Suasana kembali hening. Aku dan Nathan terhanyut kedalam pikiran masing masing. Aku ingin meminta maaf kepada Nathan. Tapi,... ah? Sudah lah berpikir positive saja.

"Nath. Aku minta maaf." Ucap ku. Aku menunduk.

"Bukan salah mu sepenuhnya Rev. Aku baik baik saja. Tidak usah meminta maaf." Kalimat Nathan menenangkan hati ku. Tapi, tetap saja aku merasa bersalah. Nathan disuruh pergi dari rumah karna ku juga. Segitu buruk kah aku?

"Tapi ini salah ku juga. Andai saja aku tidak berkunjung ke rumah mu. Kau tidak akan diusir seperti ini Nath." Ucap ku.
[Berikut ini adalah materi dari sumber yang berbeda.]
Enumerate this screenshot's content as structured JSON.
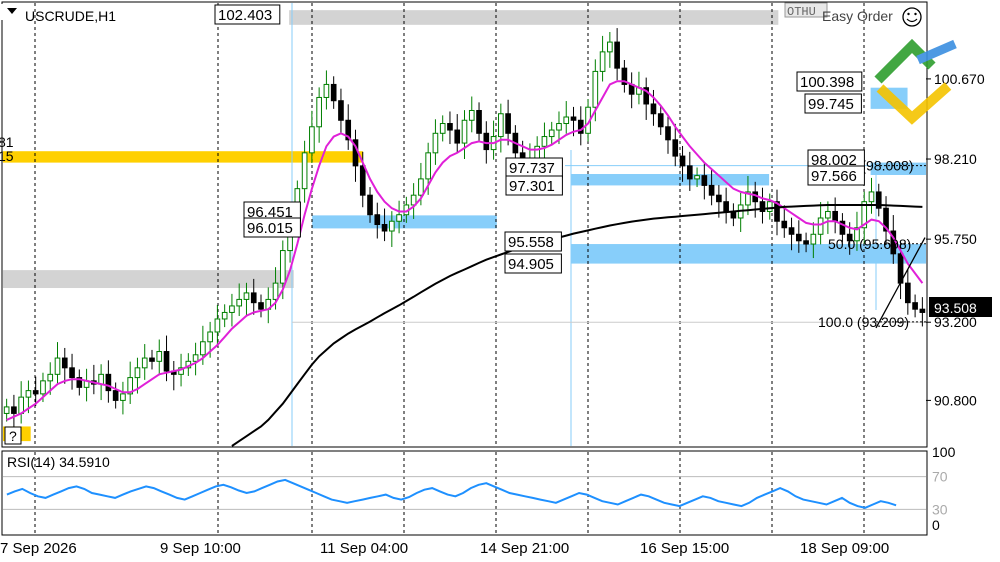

"Tidak, ini bukan salah mu. Berhenti lah menyalahkan diri mu Rev. Aku tidak menyukai itu." Ucap Nathan yang berubah menjadi dingin. Jika Nathan sudah bicara seperti ini aku bisa apa. Hanya diam.

Mobil Nathan pun berhenti. Aku tidak tahu berhenti dimana, kan aku tidak melihat.

"Turun.!" Ucap Nathan.

"Baik lah. Bukannya kau ingin kerumah ku?" Tanya ku.

"Gak. Aku mau kerumah Faris saja. Mungkin aku akan bermalam dirumah Faris. Tidak usah khawatirkan aku." Ucap nya.

"Faris?" Tanya ku.

"Iya. Dia sahabat terdekat ku." jawabnya. Aku hanya bisa mengangguk dan keluar dari mobil Nathan. Lalu menutup pintu mobilnya kembali. Aku langsung masuk ke dalam rumah.

Rumah tidak pernah tertutup rapat semenjak aku tidak bisa melihat. Karna kata Papi agar aku bisa keluar masuk rumah tanpa harus meminta bantuan untuk membuka kan pintu.

Hei? Kalian tahu? Aku bosan seperti ini. Semuanya benar benar gelap. Aku ingin melihat kembali. Melihat semuanya, nelihat papi, mas Daffa, Mas Revo, Bunda, Tian, Bi Odah dan pak Hasan.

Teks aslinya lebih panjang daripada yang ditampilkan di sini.